Developed for vision loss due to confirmed biallelic RPE-mediated inherited retinal disease, Spark’s therapy is one of many gene therapies that are under development for a range of inherited diseases, including eye diseases.
The 16 experts on the FDA’s Cellular, Tissue and Gene Therapies Advisory Committee unanimously backed Luxturna, administered as a single injection of a genetically-engineered virus expressing the retinal protein that is deficient in people with the condition.
The drug works by delivering 150 billion viral vector particles containing a correct copy of the RP65 gene to retinal cells, restoring the patient’s ability to make the missing enzyme.
Everything about Luxturna is ground-breaking, including the clinical development process that has brought the drug to the cusp of approval.
The phase 3 trial that forms the basis of Luxturna’s FDA filing tests improvement in overall vision – with those taking part being asked to navigate an obstacle course in increasingly dark conditions.
Corona said she had to go around the course about a dozen times to accurately assess her baseline level of vision.
First of many?
While the science is fascinating, the hope is that many other people will be able to benefit from this and other similar treatments.
Dr Stephen Rose, chief research officer at the Foundation Fighting Blindness, said: “This is the first of what we believe will be many. It is a very important step forward; it gives real hope to individuals with other gene-directed inherited retinal diseases.”
Dr Stephen Rose
He reported that there are around 18 therapies in development for other inherited forms of blindness.
Florida’s Applied Genetic Technologies and UK-based Nightstar Therapeutics are among the companies developing potential gene therapies that could restore sight.
Rose said the committee’s decision, and potential approval of Luxturna, could be a catalyst for development of similar treatments.
“It gives assurance to biotech and pharma that this is a viable area to work in. It is a very significant milestone in the development of treatments,” he told pharmaphorum.
The interest in gene therapies is not just limited to ophthalmology – according to the Alliance for Regenerative Medicine there are more than 70 regenerative medicine and advanced therapy products in late-stage development and hundreds more further down the pipeline.

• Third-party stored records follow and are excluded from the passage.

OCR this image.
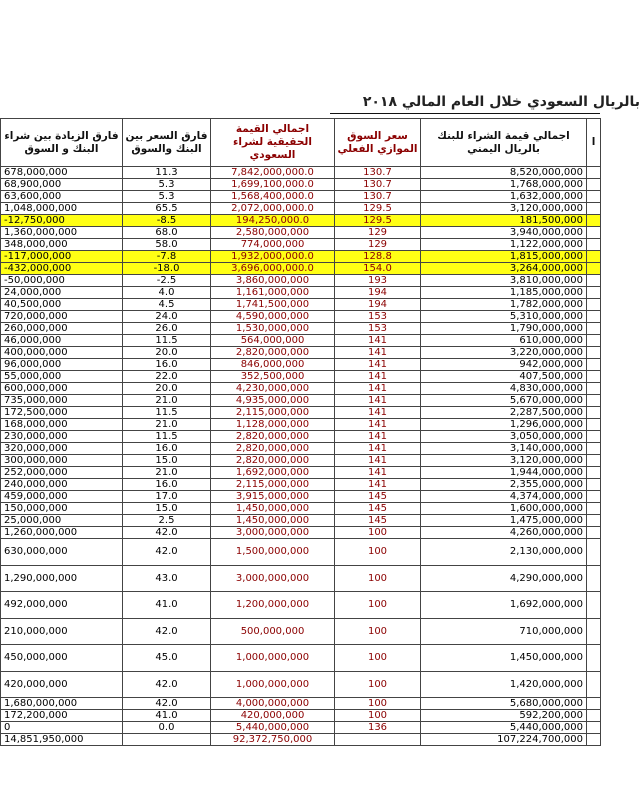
بالريال السعودي خلال العام المالي ٢٠١٨
فارق الزيادة بين شراء البنك و السوق	فارق السعر بين البنك والسوق	اجمالي القيمة الحقيقية لشراء السعودي	سعر السوق الموازي الفعلي	اجمالي قيمة الشراء للبنك بالريال اليمني	ا
678,000,000	11.3	7,842,000,000.0	130.7	8,520,000,000	
68,900,000	5.3	1,699,100,000.0	130.7	1,768,000,000	
63,600,000	5.3	1,568,400,000.0	130.7	1,632,000,000	
1,048,000,000	65.5	2,072,000,000.0	129.5	3,120,000,000	
-12,750,000	-8.5	194,250,000.0	129.5	181,500,000	
1,360,000,000	68.0	2,580,000,000	129	3,940,000,000	
348,000,000	58.0	774,000,000	129	1,122,000,000	
-117,000,000	-7.8	1,932,000,000.0	128.8	1,815,000,000	
-432,000,000	-18.0	3,696,000,000.0	154.0	3,264,000,000	
-50,000,000	-2.5	3,860,000,000	193	3,810,000,000	
24,000,000	4.0	1,161,000,000	194	1,185,000,000	
40,500,000	4.5	1,741,500,000	194	1,782,000,000	
720,000,000	24.0	4,590,000,000	153	5,310,000,000	
260,000,000	26.0	1,530,000,000	153	1,790,000,000	
46,000,000	11.5	564,000,000	141	610,000,000	
400,000,000	20.0	2,820,000,000	141	3,220,000,000	
96,000,000	16.0	846,000,000	141	942,000,000	
55,000,000	22.0	352,500,000	141	407,500,000	
600,000,000	20.0	4,230,000,000	141	4,830,000,000	
735,000,000	21.0	4,935,000,000	141	5,670,000,000	
172,500,000	11.5	2,115,000,000	141	2,287,500,000	
168,000,000	21.0	1,128,000,000	141	1,296,000,000	
230,000,000	11.5	2,820,000,000	141	3,050,000,000	
320,000,000	16.0	2,820,000,000	141	3,140,000,000	
300,000,000	15.0	2,820,000,000	141	3,120,000,000	
252,000,000	21.0	1,692,000,000	141	1,944,000,000	
240,000,000	16.0	2,115,000,000	141	2,355,000,000	
459,000,000	17.0	3,915,000,000	145	4,374,000,000	
150,000,000	15.0	1,450,000,000	145	1,600,000,000	
25,000,000	2.5	1,450,000,000	145	1,475,000,000	
1,260,000,000	42.0	3,000,000,000	100	4,260,000,000	
630,000,000	42.0	1,500,000,000	100	2,130,000,000	
1,290,000,000	43.0	3,000,000,000	100	4,290,000,000	
492,000,000	41.0	1,200,000,000	100	1,692,000,000	
210,000,000	42.0	500,000,000	100	710,000,000	
450,000,000	45.0	1,000,000,000	100	1,450,000,000	
420,000,000	42.0	1,000,000,000	100	1,420,000,000	
1,680,000,000	42.0	4,000,000,000	100	5,680,000,000	
172,200,000	41.0	420,000,000	100	592,200,000	
0	0.0	5,440,000,000	136	5,440,000,000	
14,851,950,000		92,372,750,000		107,224,700,000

But these therapies don’t come cheap. Two gene therapies have already been approved in the EU, but with jaw-dropping prices.

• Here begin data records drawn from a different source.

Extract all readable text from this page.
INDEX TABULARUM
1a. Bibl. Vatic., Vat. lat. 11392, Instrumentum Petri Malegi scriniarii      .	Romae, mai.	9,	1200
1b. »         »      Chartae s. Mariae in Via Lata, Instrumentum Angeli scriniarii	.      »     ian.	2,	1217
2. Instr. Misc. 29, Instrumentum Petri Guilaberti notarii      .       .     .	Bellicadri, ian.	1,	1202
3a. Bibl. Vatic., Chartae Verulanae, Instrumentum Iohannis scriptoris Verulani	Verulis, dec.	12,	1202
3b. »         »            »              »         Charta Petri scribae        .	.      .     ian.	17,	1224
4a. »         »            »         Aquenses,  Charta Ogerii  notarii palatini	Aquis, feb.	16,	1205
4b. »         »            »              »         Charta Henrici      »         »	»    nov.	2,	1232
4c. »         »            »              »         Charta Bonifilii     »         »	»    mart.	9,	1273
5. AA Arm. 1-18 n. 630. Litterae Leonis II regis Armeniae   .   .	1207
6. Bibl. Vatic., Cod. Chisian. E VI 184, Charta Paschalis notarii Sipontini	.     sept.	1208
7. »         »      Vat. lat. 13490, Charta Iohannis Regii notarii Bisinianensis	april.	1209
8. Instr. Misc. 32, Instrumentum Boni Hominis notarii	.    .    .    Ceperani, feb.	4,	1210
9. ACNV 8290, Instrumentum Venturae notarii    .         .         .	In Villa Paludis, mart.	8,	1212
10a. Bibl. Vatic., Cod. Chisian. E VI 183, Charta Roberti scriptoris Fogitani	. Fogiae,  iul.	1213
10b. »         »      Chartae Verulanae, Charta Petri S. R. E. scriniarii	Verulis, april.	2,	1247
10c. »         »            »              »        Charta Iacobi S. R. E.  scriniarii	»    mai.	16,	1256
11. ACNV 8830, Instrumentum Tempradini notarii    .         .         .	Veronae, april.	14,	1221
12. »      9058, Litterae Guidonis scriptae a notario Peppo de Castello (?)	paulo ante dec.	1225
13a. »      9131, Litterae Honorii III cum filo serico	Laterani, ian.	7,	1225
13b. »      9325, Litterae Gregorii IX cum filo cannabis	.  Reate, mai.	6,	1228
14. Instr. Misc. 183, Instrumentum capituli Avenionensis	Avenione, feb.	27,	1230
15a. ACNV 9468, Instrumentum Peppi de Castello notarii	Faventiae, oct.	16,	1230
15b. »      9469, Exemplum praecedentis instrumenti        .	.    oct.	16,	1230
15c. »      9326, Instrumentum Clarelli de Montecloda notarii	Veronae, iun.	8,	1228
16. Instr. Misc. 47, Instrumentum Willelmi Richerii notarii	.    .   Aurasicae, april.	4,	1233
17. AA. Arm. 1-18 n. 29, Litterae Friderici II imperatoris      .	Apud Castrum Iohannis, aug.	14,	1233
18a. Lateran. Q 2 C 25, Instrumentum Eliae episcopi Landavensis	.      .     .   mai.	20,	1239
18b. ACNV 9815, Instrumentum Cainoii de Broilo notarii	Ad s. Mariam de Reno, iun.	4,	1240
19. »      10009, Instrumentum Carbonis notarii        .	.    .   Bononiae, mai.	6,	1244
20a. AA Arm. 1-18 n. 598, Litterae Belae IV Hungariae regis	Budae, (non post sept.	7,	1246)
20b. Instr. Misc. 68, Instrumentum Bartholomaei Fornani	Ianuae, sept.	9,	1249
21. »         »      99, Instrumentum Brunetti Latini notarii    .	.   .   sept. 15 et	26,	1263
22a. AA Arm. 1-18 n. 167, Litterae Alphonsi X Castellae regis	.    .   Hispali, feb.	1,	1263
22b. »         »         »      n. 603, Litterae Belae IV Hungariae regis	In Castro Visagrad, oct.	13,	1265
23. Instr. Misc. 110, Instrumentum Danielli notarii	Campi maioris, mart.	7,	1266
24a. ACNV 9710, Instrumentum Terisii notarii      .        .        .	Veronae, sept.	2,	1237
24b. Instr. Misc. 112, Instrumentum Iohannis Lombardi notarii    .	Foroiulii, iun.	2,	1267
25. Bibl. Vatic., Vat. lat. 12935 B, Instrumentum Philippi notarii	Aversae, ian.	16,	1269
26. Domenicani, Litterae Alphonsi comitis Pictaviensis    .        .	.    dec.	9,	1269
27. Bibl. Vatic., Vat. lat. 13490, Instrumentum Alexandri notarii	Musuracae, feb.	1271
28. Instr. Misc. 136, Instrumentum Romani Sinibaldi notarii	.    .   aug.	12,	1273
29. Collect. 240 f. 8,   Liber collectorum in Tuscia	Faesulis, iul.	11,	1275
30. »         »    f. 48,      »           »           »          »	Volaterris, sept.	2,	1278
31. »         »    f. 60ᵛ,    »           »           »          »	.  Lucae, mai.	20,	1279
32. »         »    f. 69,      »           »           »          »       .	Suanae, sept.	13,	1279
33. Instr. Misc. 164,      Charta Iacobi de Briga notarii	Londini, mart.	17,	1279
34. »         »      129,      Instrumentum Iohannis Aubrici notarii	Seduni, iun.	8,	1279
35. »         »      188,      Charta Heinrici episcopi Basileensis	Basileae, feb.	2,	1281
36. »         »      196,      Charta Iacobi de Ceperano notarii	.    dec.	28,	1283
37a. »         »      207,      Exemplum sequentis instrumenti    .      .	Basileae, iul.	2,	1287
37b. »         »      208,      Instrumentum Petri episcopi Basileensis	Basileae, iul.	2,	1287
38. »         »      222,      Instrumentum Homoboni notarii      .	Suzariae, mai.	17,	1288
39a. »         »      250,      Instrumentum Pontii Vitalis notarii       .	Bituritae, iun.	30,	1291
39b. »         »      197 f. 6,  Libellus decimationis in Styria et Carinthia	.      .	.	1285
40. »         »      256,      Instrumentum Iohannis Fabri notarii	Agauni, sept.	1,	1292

uniQure’s Glybera proved a commercial flop with its €1 million-per-patient cost, after approval in 2012 for a small subset of patients with rare familial lipoprotein lipase deficiency.
After reportedly treating only one patient, the company withdrew the therapy from the market last year.

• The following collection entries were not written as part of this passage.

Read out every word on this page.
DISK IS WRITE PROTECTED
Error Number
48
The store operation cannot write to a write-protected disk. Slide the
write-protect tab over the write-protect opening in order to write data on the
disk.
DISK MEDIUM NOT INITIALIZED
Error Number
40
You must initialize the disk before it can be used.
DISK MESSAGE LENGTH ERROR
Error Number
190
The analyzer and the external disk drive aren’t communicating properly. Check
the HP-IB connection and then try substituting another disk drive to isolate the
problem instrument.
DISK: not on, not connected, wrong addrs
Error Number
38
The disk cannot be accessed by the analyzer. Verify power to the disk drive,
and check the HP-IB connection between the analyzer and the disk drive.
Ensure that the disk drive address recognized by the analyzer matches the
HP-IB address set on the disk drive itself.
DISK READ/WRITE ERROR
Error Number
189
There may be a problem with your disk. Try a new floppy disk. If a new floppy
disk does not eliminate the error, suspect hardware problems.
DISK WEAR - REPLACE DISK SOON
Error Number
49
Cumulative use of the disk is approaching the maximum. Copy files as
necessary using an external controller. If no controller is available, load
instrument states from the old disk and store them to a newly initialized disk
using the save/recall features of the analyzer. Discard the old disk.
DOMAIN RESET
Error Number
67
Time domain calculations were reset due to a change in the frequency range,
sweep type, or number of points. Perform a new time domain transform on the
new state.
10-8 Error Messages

Also last year GlaxoSmithKline’s Strimvelis was approved in Europe for severe immunodeficiency stemming from a lack of adenosine deaminase (ADA-SCID).
Priced at €594,000, the one-time treatment does have a money-back guarantee but, nevertheless, the price is likely to pose problems for cash-strapped healthcare systems and is currently under review by cost-effectiveness body NICE.
It’s a particularly vexed issue in the US where patients could be expected to fund part or all of any drug therapy, depending on their insurance company.
There’s already speculation that Spark will ask for around $1 million per injection of Luxturna – a price tag that would place a hefty burden on patients and the healthcare system.
While Dr Rose would not comment on the pricing issue, Corona is already concerned that patients may be denied the therapy because of its high cost.
Insurance companies could be put off by the fact that Luxturna does not fully cure the condition, despite its high cost.
“I know how insurance companies are, they don’t want to pay,” says Corona, who acknowledges that she has been lucky to get the treatment free of charge through taking part in the trial. But she argues that every eligible person should have the opportunity to receive the therapy.
“I don’t care that I can’t see 100%. I would give anything to have what I have now compared with what I had before – it is a million times better.”